Cary Grant: actor, philanthropist, LSD enthusiast. Women wanted him and men wanted to be him. Has he ever starred in a bad movie? The double-feature disc Thirty Day Princess/Kiss and Make Up tests this question.
Kiss and Make Up features Grant as a society plastic surgeon and beauty doctor. He makes all the women lovely, and all their husbands hate him. Husband Edward Everett Horton explains that he had a nice, comfortable wife, and Grant has made her glamorous and high maintenance. He wants a divorce.
Once Horton's wife (Genevieve Tobin) is divorced, of course she has to marry Grant. If only Cary would realize that his sweet secretary (Helen Mack) is the perfect woman for him. Instead, she marries Horton.
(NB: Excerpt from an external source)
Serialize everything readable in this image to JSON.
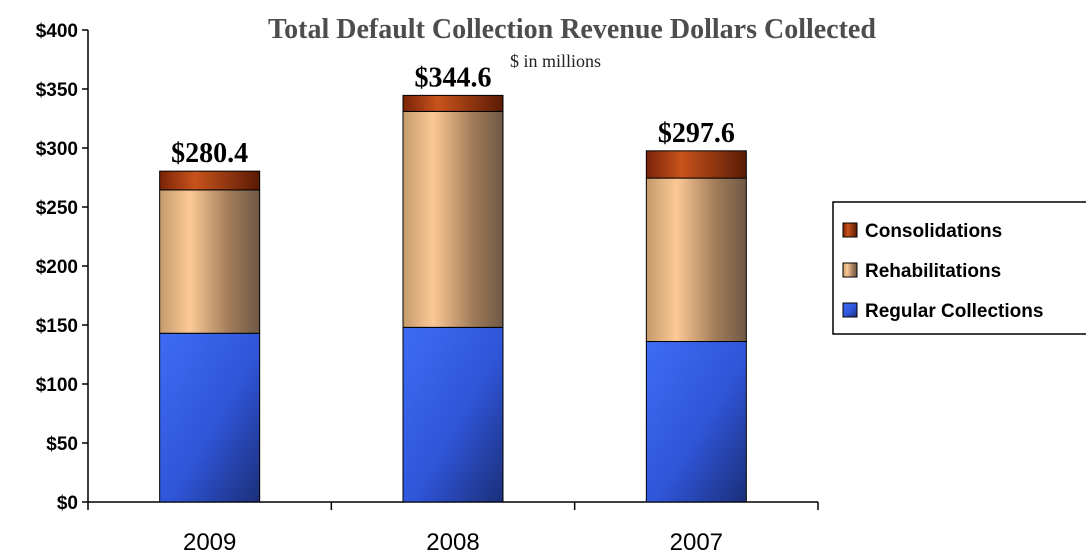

The movie satirizes the beauty industry rather brutally, to the point where nobody comes off very well. Grant is cold and egotistical, and her rather deserves what he gets when he marries Tobin, his creation, the stereotyped society beauty. Horton, in his usual role as a plain-faced, plain-speaking type, is too aggrieved to be really sympathetic. Helen Mack is very sweet as the adoring secretary, but is pretty much a doormat (until the happy ending) (spoiler). The scene where she thinks she is being seduced is well played, though.
Also, there is a car chase with chloroform at the end that could have been funnier. There are a lot of glamor shots of the women in the beauty clinic, in tasteful 1930s dishabille, but that's the best I can say for this. I can't think of a comedy that's left me feeling more depressed.
Thirty Day Princess is about as easy to sum up: a banker (Edward Arnold) is floating a bond issue for the tiny nation of Sylvania, or maybe Freedonia. He brings the Princess (Sylvia Sydney) to America to "give them the ballyhoo". When she gets quarantined with mumps, he finds her exact double in a starving actress (Sylvia Sydney, of course). Crusading newspaper editor Cary Grant sets out to rake some muck on the bond scheme, but winds up falling for the counterfeit princess.
While the comedy isn't exactly laugh-filled, it's pretty sunny throughout. Sydney does a fine job in either role, with a "European" or New York accent. Arnold is a fine scoundrel of an honest banker - in 1934, too. And Grant is Grant, blustery, impulsive, romantic and lovable.
I don't know if I can recommend either of these movies. Kiss and Make Up could be watched just for the sheer misanthropy. Thirty Day Princess isn't bad, but it isn't better than a lot of movies of its type. It might have seemed better next to Kiss.
If you do watch either one, let me know what you think.